Biased, carbon based, lifeform detected

Ergo, metal.

Kek

Orbital strike with a tungsten rod. All the wholesale destruction without contaminating the ground water.

Wrong.

Can't have Sex, Drugs, and Rock&Roll without Carbon.

Since when is there carbon in my fleshlight?

So what you're saying is that you're a beta faggot and so is thorium.

On the other hand, silver is alpha. Silver is the chad of metals. Silver rolls in, gets his dick wet, and is out the door.

Meanwhile, thorium is watching silver fuck his girlfriend while he masturbates his tiny thorium cock with tears of autistic anger rolling down his face.

Get on my level pleb. Silver is king.

Best element is carbon kek

Tungsten is also used in light bulbs to generate light

Old, incandescent bulbs.

If I recall correctly there's a few 100+yo bulbs still running.

the fifth is da best

Tungsten launcher.

Would be even more effective of the satellite was a railgun instead of just being rod receptacle.

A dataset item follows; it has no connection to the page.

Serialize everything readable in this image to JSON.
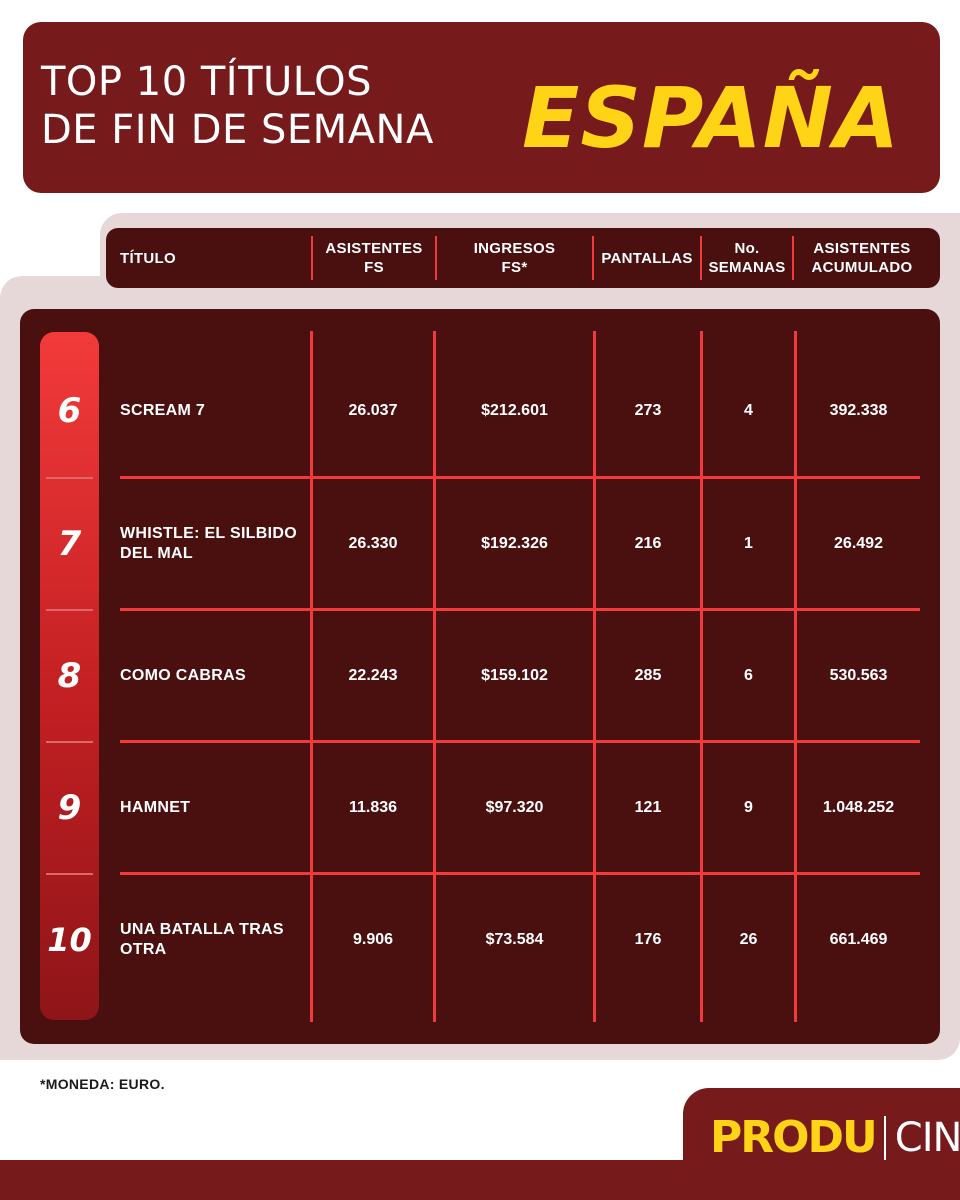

Hey, if fucking a 58yr old dried up landwhale is alpha. I don't EVER wannabe alpha. My mother lives alone in her shitty little 3 room apartment, with her 7 cats for a REASON. If Silver thinks fucking her makes him alpha, more power to him. I'll go pillage, plunder, and rape my way through Sorority Row with Thorium, while Silver woos a rotund waste of skin, and treats her "like a lady" hoping to get some pity action out of that dried up sandbox she calls a cunt.

Tungsten strike.

Plutonium.
•used in nuclear weapons
•used for nuclear weapons
•used to treat terrorists with a dose of radiation
•highest weight of most metals
•Plutonium can both penetrate titanium, and explode it back together afterwards

Final: titanium is trashtanium

Silver is the best element of all time. Prove me wrong faggots.

The element of surprise

Dis nigga right here gets it!

It always comes in second.

Unstable synthetic element nothing to be wowed here

scientists built a wall of iron and crashed a diamond car into it at 400 miles per hour, and the car was unharmed. They then built a wall out of diamond and crashed a car made of iron moving at 400 miles an hour into the wall, and the wall came out fine. They then crashed a diamond car made of 400 miles per hour into a wall, and there were no survivors. They crashed 400 miles per hour into a diamond traveling at iron car. Western New York was powerless for hours. They rammed a wall of metal into a 400 mile per hour made of diamond, and the resulting explosion shifted the earth's orbit 400 million miles away from the sun, saving the earth from a meteor the size of a small Washington suburb that was hurtling towards mid-western Prussia at 400 billion miles per hour. They shot a diamond made of iron at a car moving at 400 walls per hour, and as a result caused over 9000 wayward airplanes to lose track of their bearings, and make a fatal crash with over 9000 buildings in downtown New York. They spun 400 miles at diamond into iron per wall. The results were inconclusive. Finally, they placed 400 diamonds per hour in front of a car made of wall traveling at miles per iron, and the result proved without a doubt that diamonds were the hardest metal of all time, if not the hardest metal known to man.

It can't be the best element, because it's NOT Thorium.